Rekomendasi Anime Mengerikan Bertema Urban Legend

Urban legend bisa dikatakan sebagai cerita rakyat modern, yang telah menyebar dari satu orang ke yang lain. Biasanya, cerita-cerita seperti ini digunakan sebagai selingan percakapan beberapa orang saat tengah berkumpul.

Namun terlepas dari kebenaran cerita tersebut, mungkin kalian secara tidak langsung akan tetap mendengarkan hingga cerita selesai. Hal ini terjadi karena besarnya rasa penasaran dengan kelanjutan cerita itu.

Lalu apa jadinya jika urban legend diadaptasi kedalam sebuah anime, yang kental dengan audio-visual dan imajinasi?

Layaknya di Indonesia, Jepang sebagai negara asal anime juga mempunyai urban legend yang cukup banyak. Walaupun jumlahnya tidak sebanding dengan vending machine yang tersebar diseluruh negeri.

Urban legend kerap diadaptasi kedalam anime bertema horor. Dan berikut ini beberapa anime bertema urban legend yang patut kalian tonton:

Jigoku Shoujo (Hell Girl)

Terdapat sebuah urban legend tentang situs ‘Hotline to Hell,’ atau jika diterjemahkan ke Bahasa Indonesia menjadi ‘Sambungan ke Neraka.’

Situs tersebut hanya bisa diakses tepat saat tengah malam, serta oleh manusia yang jiwanya sudah mati rasa, karena telah dipenuhi oleh dengki dan dendam.

Menariknya dalam setiap episode, anime ini terbagi dalam beberapa format subcerita yang mengisahkan satu karakter yang sedang putus asa dalam menghadapi hidup.

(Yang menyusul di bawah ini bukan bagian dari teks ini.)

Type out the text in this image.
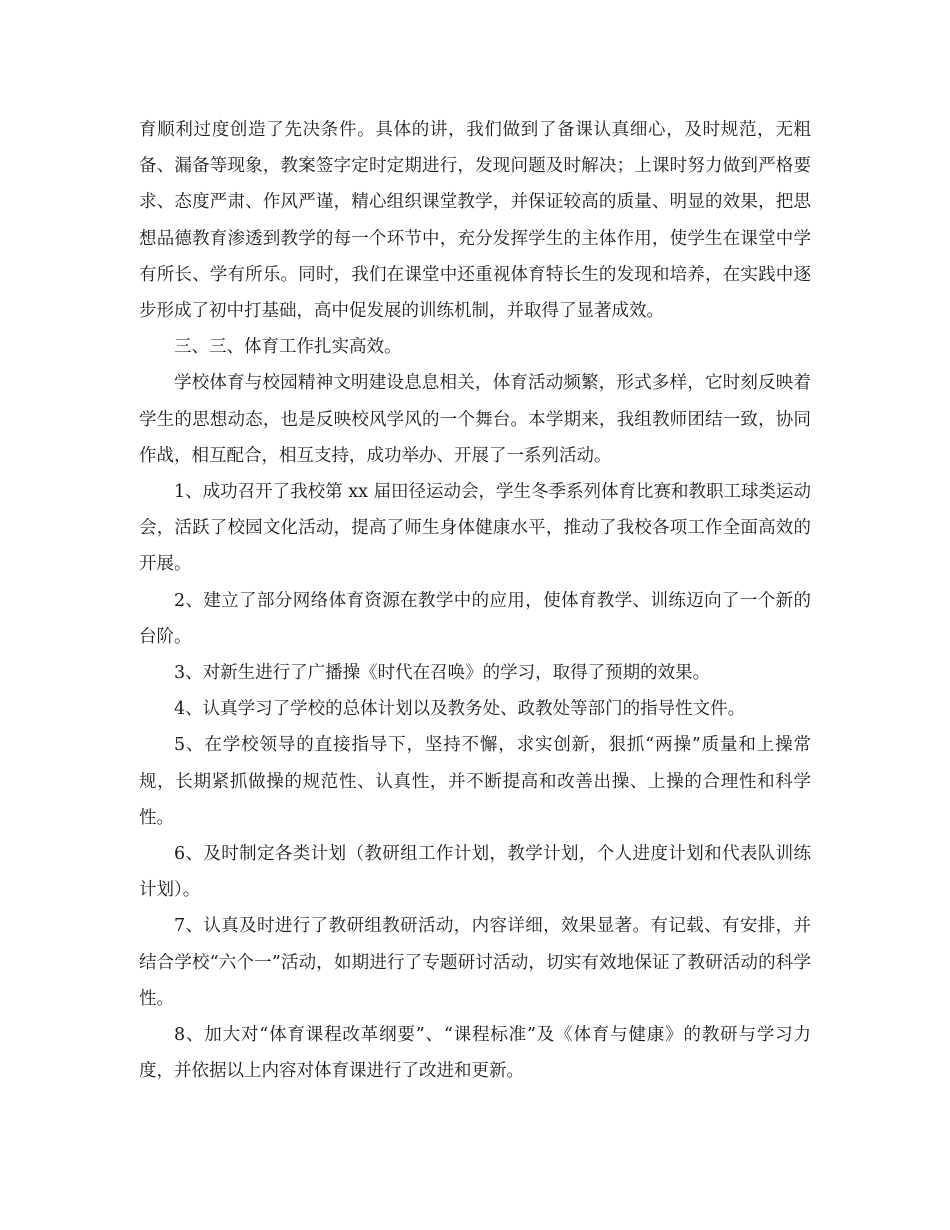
育顺利过度创造了先决条件。具体的讲，我们做到了备课认真细心，及时规范，无粗备、漏备等现象，教案签字定时定期进行，发现问题及时解决；上课时努力做到严格要求、态度严肃、作风严谨，精心组织课堂教学，并保证较高的质量、明显的效果，把思想品德教育渗透到教学的每一个环节中，充分发挥学生的主体作用，使学生在课堂中学有所长、学有所乐。同时，我们在课堂中还重视体育特长生的发现和培养，在实践中逐步形成了初中打基础，高中促发展的训练机制，并取得了显著成效。

三、三、体育工作扎实高效。

学校体育与校园精神文明建设息息相关，体育活动频繁，形式多样，它时刻反映着学生的思想动态，也是反映校风学风的一个舞台。本学期来，我组教师团结一致，协同作战，相互配合，相互支持，成功举办、开展了一系列活动。

1、成功召开了我校第 xx 届田径运动会，学生冬季系列体育比赛和教职工球类运动会，活跃了校园文化活动，提高了师生身体健康水平，推动了我校各项工作全面高效的开展。

2、建立了部分网络体育资源在教学中的应用，使体育教学、训练迈向了一个新的台阶。

3、对新生进行了广播操《时代在召唤》的学习，取得了预期的效果。

4、认真学习了学校的总体计划以及教务处、政教处等部门的指导性文件。

5、在学校领导的直接指导下，坚持不懈，求实创新，狠抓“两操”质量和上操常规，长期紧抓做操的规范性、认真性，并不断提高和改善出操、上操的合理性和科学性。

6、及时制定各类计划（教研组工作计划，教学计划，个人进度计划和代表队训练计划）。

7、认真及时进行了教研组教研活动，内容详细，效果显著。有记载、有安排，并结合学校“六个一”活动，如期进行了专题研讨活动，切实有效地保证了教研活动的科学性。

8、加大对“体育课程改革纲要”、“课程标准”及《体育与健康》的教研与学习力度，并依据以上内容对体育课进行了改进和更新。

Karena terlalu putus asa, akhirnya dia ingin terhubung ke situs neraka itu. Jika berhasil terhubung, maka ‘Gadis Neraka’ yang bernama Ai Enma akan mendatanginya.

Gadis tersebut akan memberikan sebuah boneka voodoo. Boneka tersebut bisa digunakan untuk melenyapkan seseorang yang membuat si penghubung dendam.

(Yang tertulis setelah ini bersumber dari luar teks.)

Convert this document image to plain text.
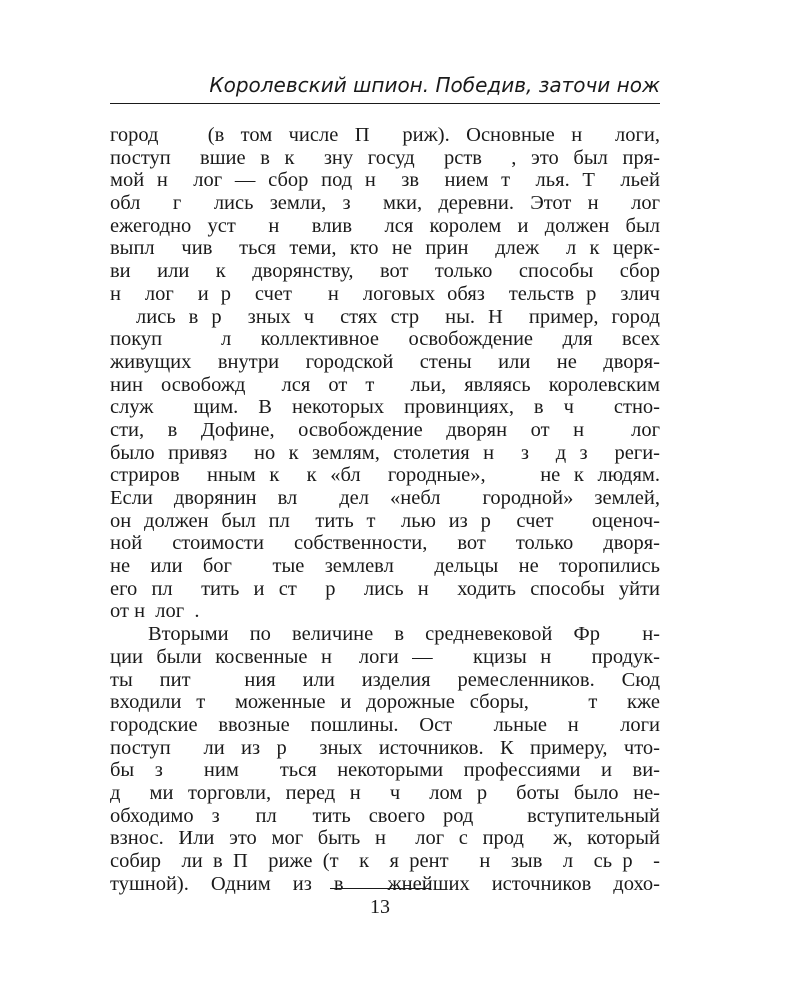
Королевский шпион. Победив, заточи нож
город   (в том числе П  риж). Основные н  логи,
поступ  вшие в к  зну госуд  рств  , это был пря-
мой н  лог — сбор под н  зв  нием т  лья. Т  льей
обл  г  лись земли, з  мки, деревни. Этот н  лог
ежегодно уст  н  влив  лся королем и должен был
выпл  чив  ться теми, кто не прин  длеж  л к церк-
ви или к дворянству, вот только способы сбор
н  лог  и р  счет   н  логовых обяз  тельств р  злич
лись в р  зных ч  стях стр  ны. Н  пример, город
покуп  л коллективное освобождение для всех
живущих внутри городской стены или не дворя-
нин освобожд  лся от т  льи, являясь королевским
служ  щим. В некоторых провинциях, в ч  стно-
сти, в Дофине, освобождение дворян от н  лог
было привяз  но к землям, столетия н  з  д з  реги-
стриров  нным к  к «бл  городные»,    не к людям.
Если дворянин вл  дел «небл  городной» землей,
он должен был пл  тить т  лью из р  счет   оценоч-
ной стоимости собственности, вот только дворя-
не или бог  тые землевл  дельцы не торопились
его пл  тить и ст  р  лись н  ходить способы уйти
от н  лог  .
Вторыми по величине в средневековой Фр  н-
ции были косвенные н  логи —   кцизы н   продук-
ты пит  ния или изделия ремесленников. Сюд
входили т  моженные и дорожные сборы,    т  кже
городские ввозные пошлины. Ост  льные н  логи
поступ  ли из р  зных источников. К примеру, что-
бы з  ним  ться некоторыми профессиями и ви-
д  ми торговли, перед н  ч  лом р  боты было не-
обходимо з  пл  тить своего род   вступительный
взнос. Или это мог быть н  лог с прод  ж, который
собир  ли в П  риже (т  к  я рент   н  зыв  л  сь р  -
тушной). Одним из в  жнейших источников дохо-
13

Jika utasan benang merah itu dia tarik, maka dia sudah menjalin kontrak dengan Enma. Setelah itu, Enma dan rekannya akan menyiksa orang yang diminta sang klien.

Namun harga yang dibayar untuk urusan ini sangat mahal. Jika misi berhasil, maka dia akan diberi tato. Jadi ketika nanti dia mati, dia akan masuk neraka bersama orang yang sudah dilenyapkan itu selamanya.

Toshi Densetsu Monogatari Hikiko (Urban legends Story Hikiko)

Ini adalah animasi video orisinal (OVA) yang menghadirkan sentuhan CG 3-D. Anime ini mengangkat kisah urban legend Mori Hikiko.

Hikiko  adalah gadis pemalu dan pendiam. Semasa hidupnya, dia selalu disiksa oleh teman sekelas, warna di lingkungan sekitar, hingga keluarganya sendiri.

Konon setelah tewas, dia sering gentayangan di bawah jembatan atau tangga sekolah, untuk memangsa korban yang datang maupun sengaja menegurnya.

Walaupun penyajian visual dalam anime ini terlihat kasar dan tidak enak dipandang, namun OVA ini mampu menciptakan nuansa yang sangat mencekam dan membuat ngeri.

Requiem from the Darkness

Anime ini mengambil latar waktu Periode Edo, atau sekitar era keruntuhan ke-shogun-an Tokugawa. Dan diera itu, ada seorang penulis buku teka-teki anak bernama Momosuke Yamaoka.

Tidak hanya cerdas, dia juga sangat pandai dalam menulis cerita yang bisa membuat anak-anak tertarik. Karena merasa jenuh, akhirnya Momo beralih menulis cerita horor.

Dia ingin menyelesaikan buku Hyakumonogatari atau 100 Cerita Hantu. Supaya karyanya semakin terlihat nyata, maka dia mulai petualangan panjang mengelilingi Jepang.

Selama petualangan, dia berusaha menggali urban legend yang bisa dijadikan materi menulis. Dalam perjalanan tersebut, dia bertemu dengan tiga Ongyou.

Ketiga makhluk spiritual ini bertindak sebagai detektif, untuk mengungkap kebenaran dari berbagai mitos yang beredar di masyarakat.

Bersama ketiga Ongyou tersebut, Momo hampir selalu mengalami kejadian ganjil dan mengerikan. Bahkan kejadian-kejadian tersebut cukup menggoyahkan moralnya.